As Martin Mosebach points out with respect to Holy Communion:
[A]n entire bouquet of respectful gestures had surrounded the sacrament of the altar, and these gestures were the most effective homily, which continually showed priests and faithful quite clearly the mysterious presence of the Lord under the forms of bread and wine. We can be certain: no theological indoctrination of so-called enlightened theologians has so harmed the belief of Western Catholics in the presence of the Lord in the consecrated Host as the innovation of receiving communion in the hand, accompanied by the abandoning of all care in the handling of the particles of the Host.
          Yet can one really not receive communion reverently in the hand? Of course that is possible. Yet once the traditional forms of reverence were in place, exercising their blessed influence on the consciousness of the faithful, their discontinuation contained the message — and not just for the simple faithful — that so much reverence was not really necessary, and along with that there consequently grew the (initially unspoken) conviction that there was nothing there that demanded respect. (Subversive Catholicism: Papacy, Liturgy, Church, 80–81)
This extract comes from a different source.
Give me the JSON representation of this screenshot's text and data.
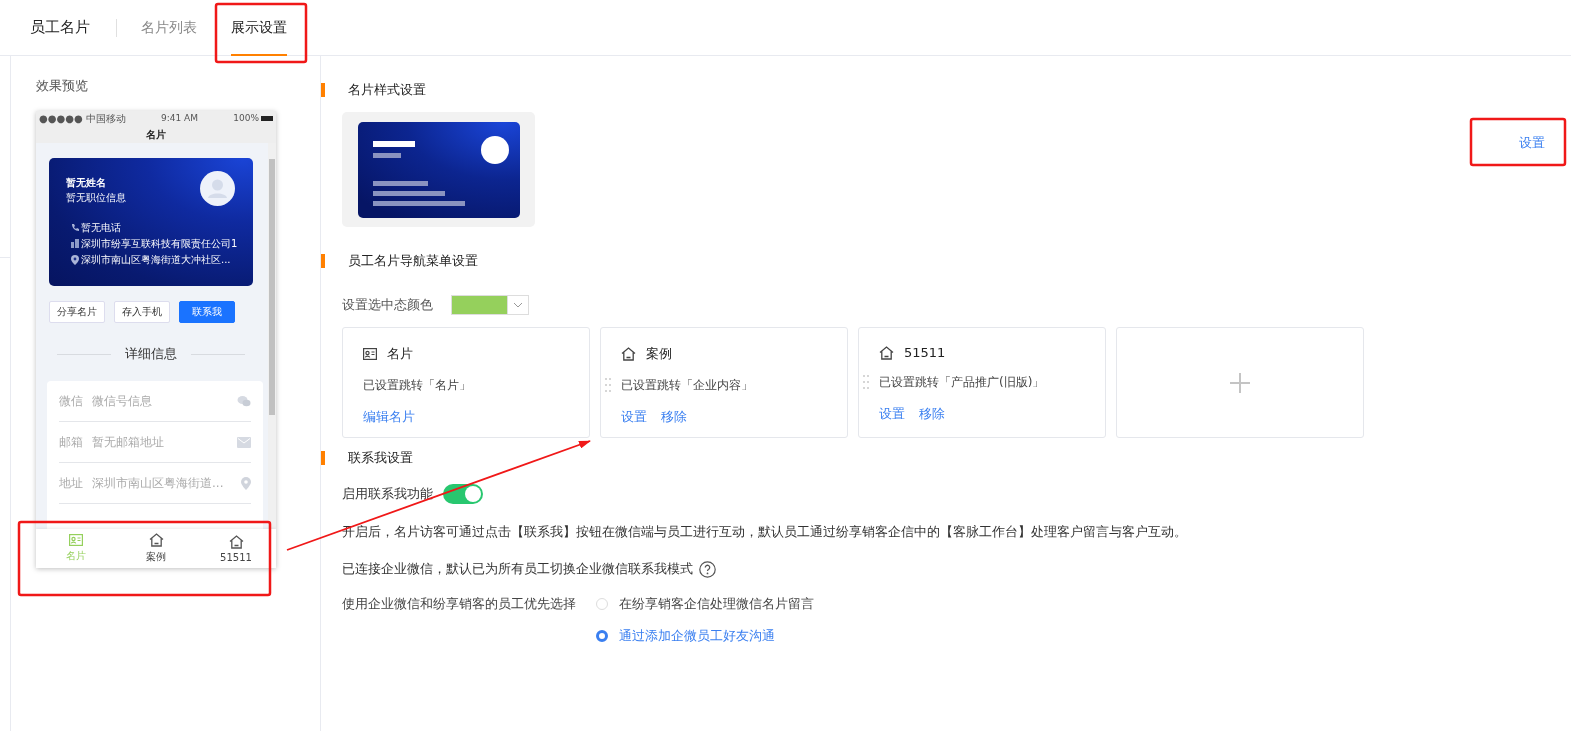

Fr. Roberto Spataro makes a similar but broader point:
Humility is more than a virtue. It is the condition for a virtuous life. Watch the bows and genuflections the humble man makes faithfully before God in a spirit of obedience, acknowledging His merciful sovereignty, His love without bounds, His creative wisdom. Reason is not tempted to be puffed up, as happens in the revolutionary process, because in the old rite not everything can or ought to be explained by reason which, for its part, is content to adore God without comprehending Him. It turns to Him through the means of a sacred language differing from ordinary speech, because in the harmonious order of creation that the liturgy represents in its rituals, there is never a monotonous repetition or tedious uniformity, but a symphony of diversity, sacred and profane, without opposition, respecting the alterity of each. Here reason also renounces an excessive use of words that unfortunately exists in the liturgical praxis inaugurated by the Novus Ordo, interpreted by many priests as the opportunity for pure garrulousness. In the old rite, on the other hand, reason appeals to other dimensions of communication and, besides words pronounced or sung, also gives silence a place. This silence becomes the atmosphere, impregnated with the Holy Spirit, in which believing thought and prayerful word is born. (In Praise of the Tridentine Mass and of Latin, Language of the Church, 30)
What we do with our bodies is just as communicative as what we say with our lips. The liturgy should therefore govern the motions and dispositions of our limbs and senses, harnessing them as symbols of truth and instruments of sanctification. This will help us to pray, to enter more deeply into communion with the Lord, and to yield ourselves to truths that cannot be put into words or captured in concepts. As St. Paul says in the Epistle to the Romans, we should make our bodily members “instruments of righteousness”:

“Neither yield ye your members as instruments of iniquity unto sin” — the sin of irreverence, of disrespect for holy things, of casual, haphazard, and inconsiderate behavior during our formal audience before the great King — “but present yourselves to God,” in theocentric worship that governs our self-presentation, “as those that are alive from the dead” — the living death of modern anti-natural, anti-Christic culture — “and your members as instruments of justice unto God” (Rom 6:13), the justice, namely, of the virtue of religion.